Богомольцы не спешили покидать святую гору, на днях здесь свершилось чудо оздоровления сухорукого человека, и люди только об этом и говорили, непременно вспоминая все знаки внимания Николая-угодника, которые он оказывал этому месту. Несколько веков назад на сурскую землю напала орда кочевников, а рать защитников была мала и не могла долго сопротивляться. И тогда на вершине горы в столпе огня появился Божественный всадник – Николай Чудотворец, и, узрев его, поганая орда взвыла от ужаса и обратилась в бегство, и никто из врагов православия не подступал с той поры к заповедному месту.

Сойдя с Николиной горы, они повернулись к ней, перекрестились и пошли к Суре, за которой начиналась синбирская земля. Когда путники по наплавному мосту достигли правого берега, их встретила таможенная стража. Одышливый и рыхлый приказчик окинул людей испытанным взором мздоимца и вопросил:

– Кто такие? По какой надобности сюда явились?

– Переведенец из Патрикеевой волости, – сняв шапку, сказал Влас. – Со мной мои домочадцы, а на телеге пожитки.

– Тебя-то я вижу, что ты мужик, – приказчик грозно нахмурил брови. – А эти что за люди?

Максим и Савва достали свои грамотки, но отдавать не поспешили.

– Идём в Синбирск, – сказал Савва. – Воевода князь Дашков затребовал нас из Москвы как письменных и кузнечных дел умельцев. У меня в суме чернильница да бумага, а у Максима кузнечные снасти.

– Явите грамотки в воеводской избе, – важно молвил приказчик и ухватил Федота за воротник кафтана. – А у тебя какая грамотка?

Федот весело на него глянул и полез рукой себе за пазуху.

– Погоди чуток, сейчас явлю свою грамотку, только нашарю.

Приказчик принял поданную ему мзду и кисло поморщился.

– Рожа, гляжу, у тебя воровская, а ты её вздумал двумя алтынами прикрыть. А ну, ребята, порастрясите его!

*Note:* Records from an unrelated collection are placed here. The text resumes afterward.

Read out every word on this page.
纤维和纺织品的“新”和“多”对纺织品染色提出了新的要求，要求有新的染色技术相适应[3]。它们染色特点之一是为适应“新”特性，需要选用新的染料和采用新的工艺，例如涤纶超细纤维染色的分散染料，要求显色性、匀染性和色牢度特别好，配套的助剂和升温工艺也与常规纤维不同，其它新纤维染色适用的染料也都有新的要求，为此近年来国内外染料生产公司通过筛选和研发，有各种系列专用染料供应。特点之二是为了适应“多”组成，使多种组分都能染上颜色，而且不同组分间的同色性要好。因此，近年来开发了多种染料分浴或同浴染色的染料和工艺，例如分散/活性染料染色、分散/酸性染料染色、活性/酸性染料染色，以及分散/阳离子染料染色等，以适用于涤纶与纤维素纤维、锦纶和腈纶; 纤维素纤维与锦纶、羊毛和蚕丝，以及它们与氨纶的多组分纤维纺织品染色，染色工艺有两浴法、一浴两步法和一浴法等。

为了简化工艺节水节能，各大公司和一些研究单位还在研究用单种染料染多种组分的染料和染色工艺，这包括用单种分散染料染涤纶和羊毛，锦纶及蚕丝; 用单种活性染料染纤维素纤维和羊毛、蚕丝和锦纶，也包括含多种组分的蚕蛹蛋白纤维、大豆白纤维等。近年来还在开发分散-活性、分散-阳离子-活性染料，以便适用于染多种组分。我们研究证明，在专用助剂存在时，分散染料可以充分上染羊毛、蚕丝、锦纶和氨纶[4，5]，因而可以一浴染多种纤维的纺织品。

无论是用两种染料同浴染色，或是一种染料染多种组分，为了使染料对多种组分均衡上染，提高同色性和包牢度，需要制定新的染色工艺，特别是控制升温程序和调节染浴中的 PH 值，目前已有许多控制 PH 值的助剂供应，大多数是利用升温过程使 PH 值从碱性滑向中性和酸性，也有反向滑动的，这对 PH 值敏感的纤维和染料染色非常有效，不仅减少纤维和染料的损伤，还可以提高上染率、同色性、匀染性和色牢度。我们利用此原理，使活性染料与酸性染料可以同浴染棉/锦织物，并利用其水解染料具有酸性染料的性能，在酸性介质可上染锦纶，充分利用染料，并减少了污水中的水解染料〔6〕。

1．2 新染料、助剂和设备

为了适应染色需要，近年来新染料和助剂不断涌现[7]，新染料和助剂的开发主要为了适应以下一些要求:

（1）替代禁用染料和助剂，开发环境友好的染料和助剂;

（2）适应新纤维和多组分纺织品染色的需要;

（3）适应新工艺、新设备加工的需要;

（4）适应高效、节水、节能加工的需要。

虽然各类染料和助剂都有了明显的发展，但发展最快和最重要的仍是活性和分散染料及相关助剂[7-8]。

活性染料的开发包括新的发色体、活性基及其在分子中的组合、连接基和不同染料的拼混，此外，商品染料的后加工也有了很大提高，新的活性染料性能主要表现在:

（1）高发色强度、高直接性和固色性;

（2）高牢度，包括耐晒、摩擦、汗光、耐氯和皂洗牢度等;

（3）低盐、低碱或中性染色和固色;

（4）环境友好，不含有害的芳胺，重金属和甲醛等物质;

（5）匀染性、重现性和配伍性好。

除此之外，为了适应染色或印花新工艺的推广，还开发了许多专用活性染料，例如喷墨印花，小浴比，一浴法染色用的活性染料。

Двое стражников накинулись на Федота, сорвали с него кафтан, сняли сапоги, опростали суму, но ничего не нашли, что можно было присвоить.

– На сей раз я тебя отпускаю без битья, – сказал приказчик. – Ступай, но в другой раз пустым на мой перевоз не являйся, изведаешь палок досыта.

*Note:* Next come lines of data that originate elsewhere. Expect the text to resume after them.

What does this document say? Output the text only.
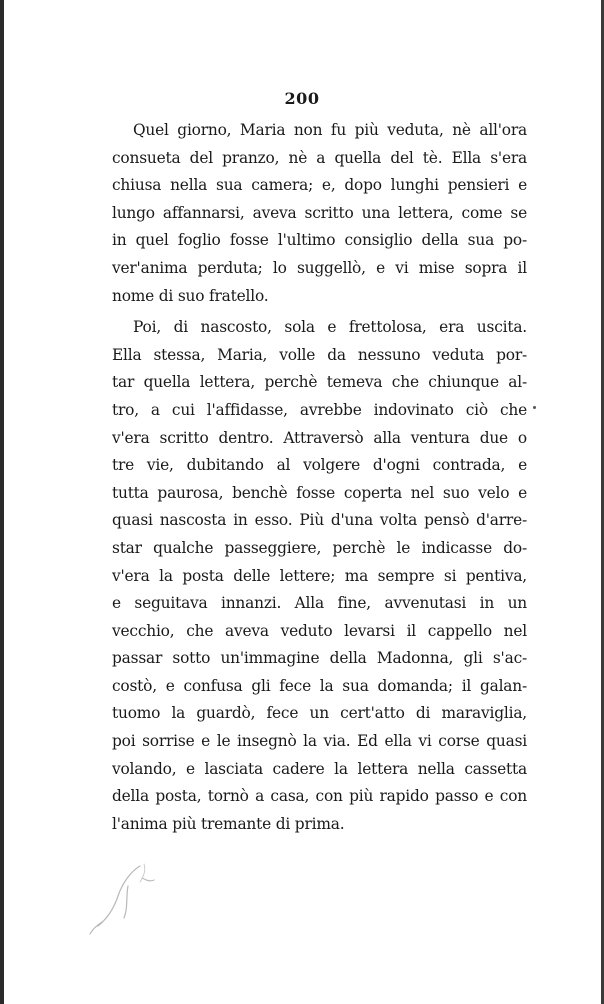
200
Quel giorno, Maria non fu più veduta, nè all'ora
consueta del pranzo, nè a quella del tè. Ella s'era
chiusa nella sua camera; e, dopo lunghi pensieri e
lungo affannarsi, aveva scritto una lettera, come se
in quel foglio fosse l'ultimo consiglio della sua po-
ver'anima perduta; lo suggellò, e vi mise sopra il
nome di suo fratello.
Poi, di nascosto, sola e frettolosa, era uscita.
Ella stessa, Maria, volle da nessuno veduta por-
tar quella lettera, perchè temeva che chiunque al-
tro, a cui l'affidasse, avrebbe indovinato ciò che
v'era scritto dentro. Attraversò alla ventura due o
tre vie, dubitando al volgere d'ogni contrada, e
tutta paurosa, benchè fosse coperta nel suo velo e
quasi nascosta in esso. Più d'una volta pensò d'arre-
star qualche passeggiere, perchè le indicasse do-
v'era la posta delle lettere; ma sempre si pentiva,
e seguitava innanzi. Alla fine, avvenutasi in un
vecchio, che aveva veduto levarsi il cappello nel
passar sotto un'immagine della Madonna, gli s'ac-
costò, e confusa gli fece la sua domanda; il galan-
tuomo la guardò, fece un cert'atto di maraviglia,
poi sorrise e le insegnò la via. Ed ella vi corse quasi
volando, e lasciata cadere la lettera nella cassetta
della posta, tornò a casa, con più rapido passo e con
l'anima più tremante di prima.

Обуваясь, Федот зло пришёптывал:

– Годи, трухлявый пень, будет случай, явлюсь сюда и вздёрну тебя на веску!

Подхватив суму, он пустился догонять попутчиков, которые скоро уходили от Суры в сторону карсунской дороги. Максима случай на сурском мосту смутил, до него стало доходить, что в пустом пограничном краю каждый человек известен, а на беглых людей здесь много ловцов, и не все они полоротые, как таможенный приказчик. А Савва не унывал.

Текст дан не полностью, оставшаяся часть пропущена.